The government is so worried that it has funded research to develop a robot that will feed, monitor and play board games with elderly people.
Yet the older generation still enjoys the respect lacking in much of the West: Zhao’s advice is sought by those decades younger. The social pressure to marry endures — hence his many clients.
And as Chinese society changes, the desire for shared experiences increases. Religion is on the rise; Christianity alone can boast at least 70 million adherents. Confucianism is making a comeback.
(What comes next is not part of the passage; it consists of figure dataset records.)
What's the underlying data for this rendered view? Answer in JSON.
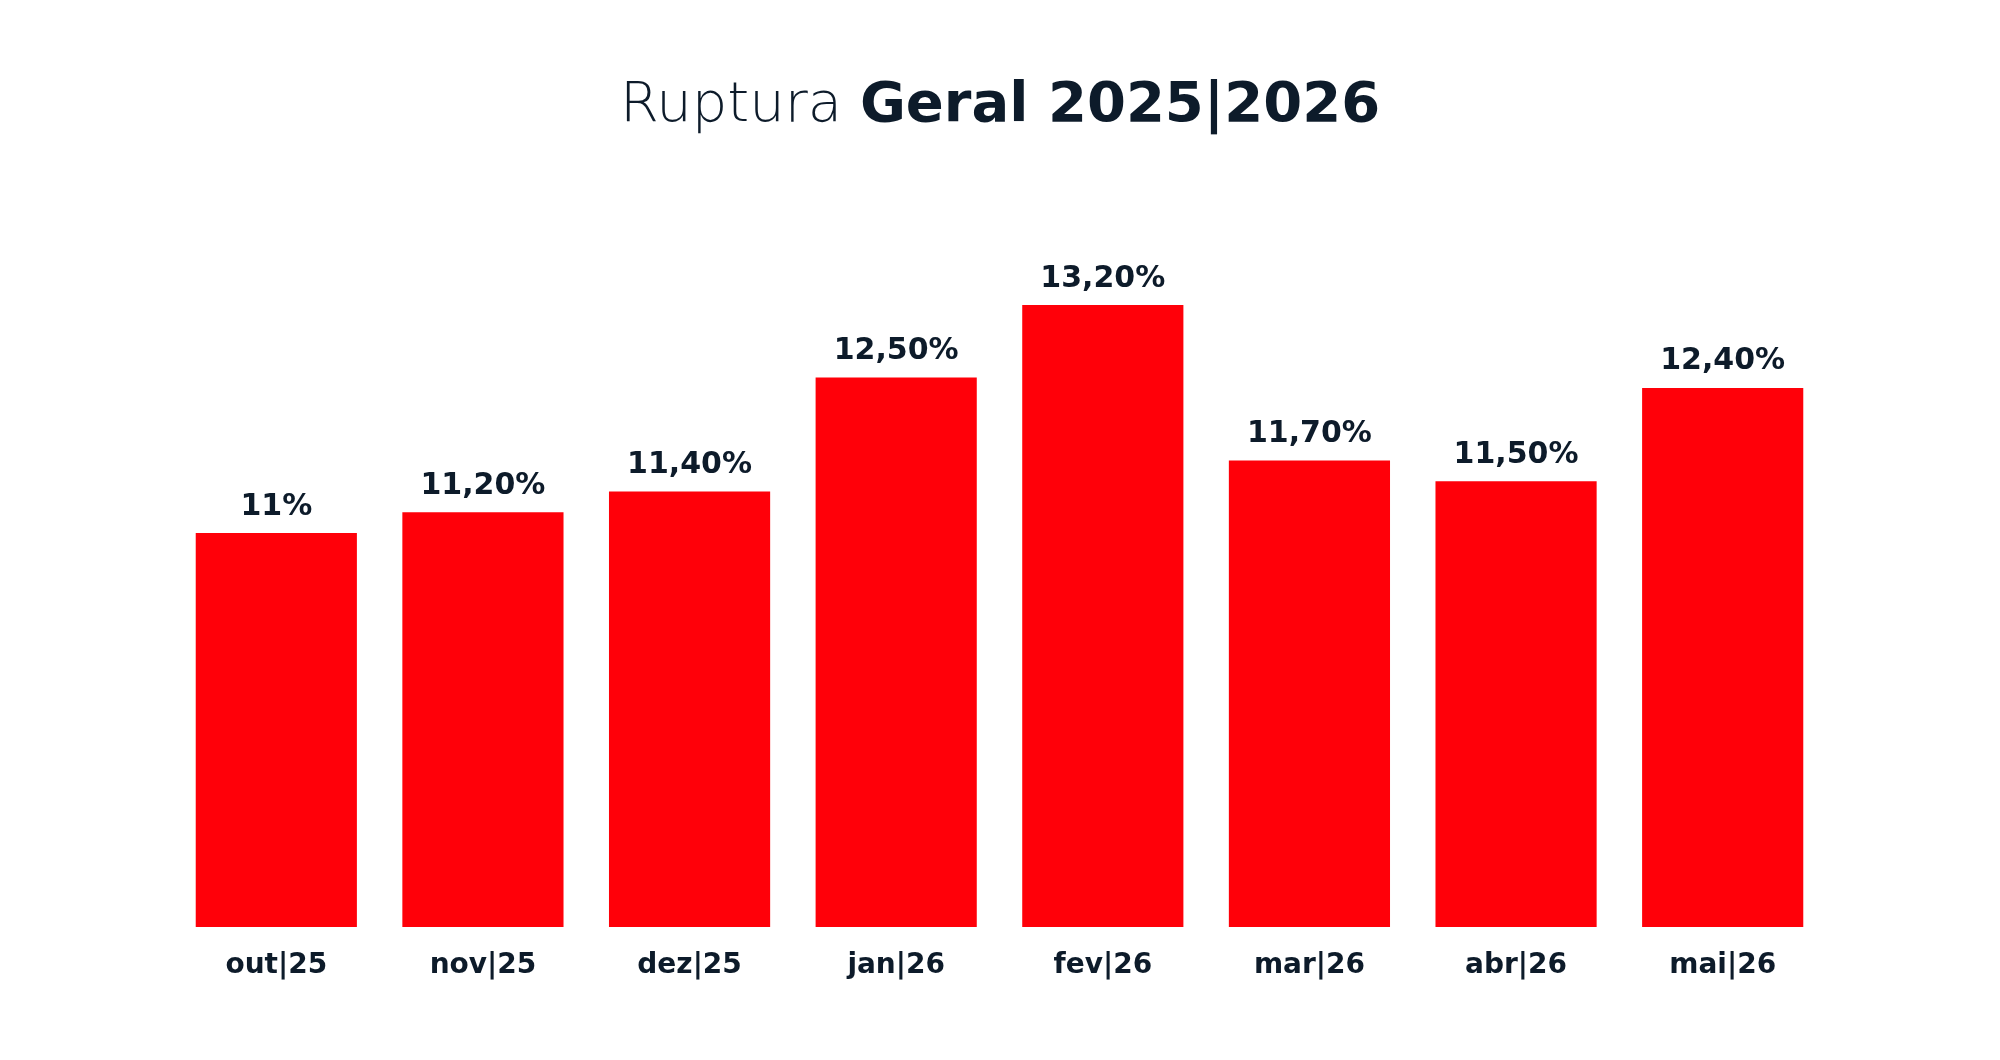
{
  "chart_data": {
    "type": "bar",
    "title": "Ruptura Geral 2025|2026",
    "categories": [
      "out|25",
      "nov|25",
      "dez|25",
      "jan|26",
      "fev|26",
      "mar|26",
      "abr|26",
      "mai|26"
    ],
    "values": [
      11,
      11.2,
      11.4,
      12.5,
      13.2,
      11.7,
      11.5,
      12.4
    ],
    "value_labels": [
      "11%",
      "11,20%",
      "11,40%",
      "12,50%",
      "13,20%",
      "11,70%",
      "11,50%",
      "12,40%"
    ],
    "color": "#ff0009",
    "ylim": [
      7.2,
      13.2
    ]
  }
}
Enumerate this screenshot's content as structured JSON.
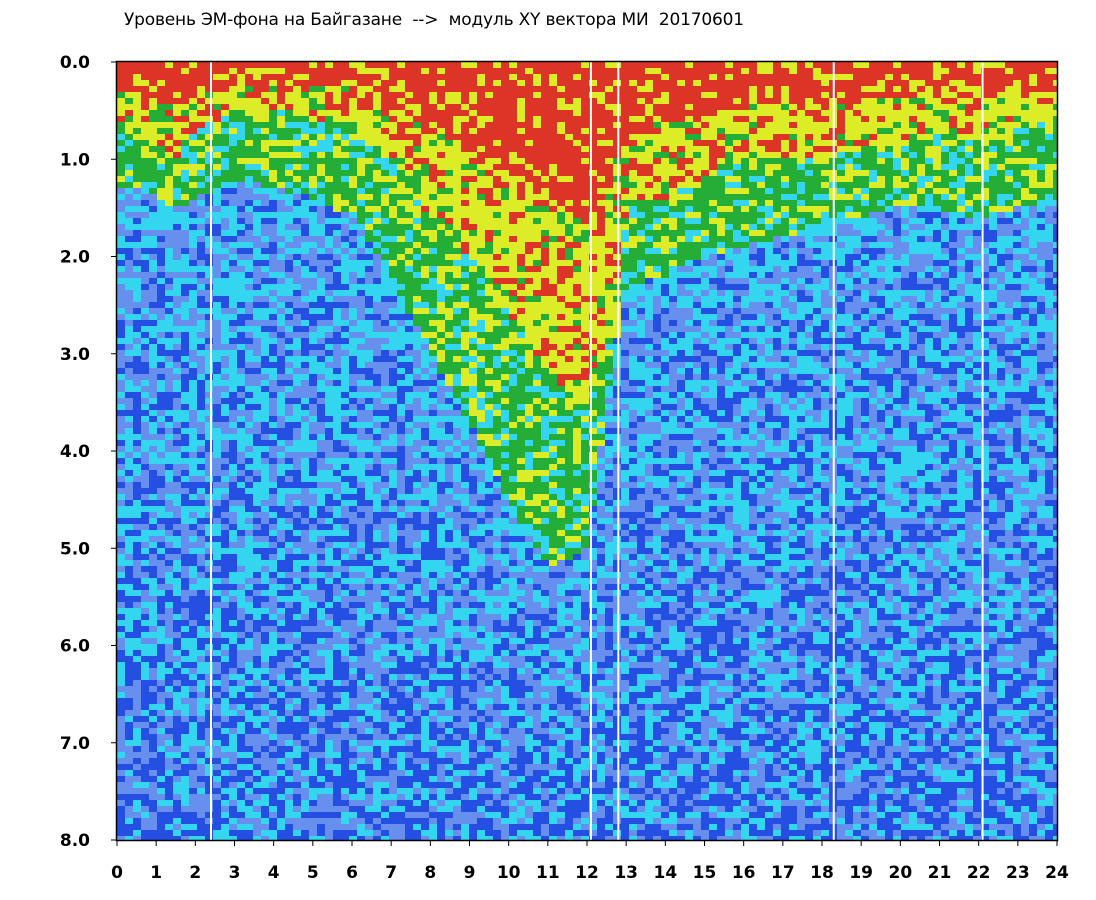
{
  "title": "Уровень ЭМ-фона на Байгазане  -->  модуль XY вектора МИ  20170601",
  "chart_data": {
    "type": "heatmap",
    "title": "Уровень ЭМ-фона на Байгазане  -->  модуль XY вектора МИ  20170601",
    "xlabel": "",
    "ylabel": "",
    "xlim": [
      0,
      24
    ],
    "ylim": [
      0,
      8
    ],
    "y_inverted": true,
    "x_ticks": [
      "0",
      "1",
      "2",
      "3",
      "4",
      "5",
      "6",
      "7",
      "8",
      "9",
      "10",
      "11",
      "12",
      "13",
      "14",
      "15",
      "16",
      "17",
      "18",
      "19",
      "20",
      "21",
      "22",
      "23",
      "24"
    ],
    "y_ticks": [
      "0.0",
      "1.0",
      "2.0",
      "3.0",
      "4.0",
      "5.0",
      "6.0",
      "7.0",
      "8.0"
    ],
    "colormap": [
      "#2222dd",
      "#7a78ee",
      "#33d6ee",
      "#22aa22",
      "#eeee11",
      "#ee2211"
    ],
    "intensity_profile": {
      "hours": [
        0,
        0.5,
        1,
        1.5,
        2,
        3,
        4,
        5,
        6,
        7,
        8,
        9,
        10,
        11,
        12,
        12.5,
        13,
        14,
        15,
        16,
        17,
        18,
        19,
        20,
        21,
        22,
        23,
        24
      ],
      "top_level_depth": [
        0.6,
        0.7,
        0.9,
        1.0,
        0.7,
        0.5,
        0.5,
        0.6,
        0.6,
        1.0,
        1.6,
        2.0,
        2.6,
        3.2,
        3.6,
        3.0,
        1.5,
        1.4,
        1.2,
        1.0,
        1.0,
        1.0,
        0.9,
        0.8,
        0.7,
        0.8,
        0.7,
        0.6
      ],
      "green_to_cyan_depth": [
        1.3,
        1.3,
        1.4,
        1.5,
        1.4,
        1.2,
        1.3,
        1.4,
        1.6,
        2.2,
        3.0,
        3.7,
        4.5,
        5.2,
        5.0,
        3.5,
        2.3,
        2.2,
        2.0,
        1.9,
        1.8,
        1.7,
        1.6,
        1.5,
        1.5,
        1.6,
        1.5,
        1.4
      ]
    },
    "gaps_hours": [
      2.4,
      12.1,
      12.8,
      18.3,
      22.1
    ],
    "legend": "none",
    "grid": false
  }
}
People are creating their own, informal structures, from associations of elderly people to environmental groups.
Yan said that all reflect “the need of the disembedded individuals to re-embed out of their own choice”.
So far, Zhao and his wife have matched 1,000 clients. Zhang Yi will soon stop attending Zhao’s meetings: he has plans to marry.
“This year I turned 40, so it’s time to sort it out,” he says. “Although living on my own feels free, having the warmth of a family is something I’m looking forward to.”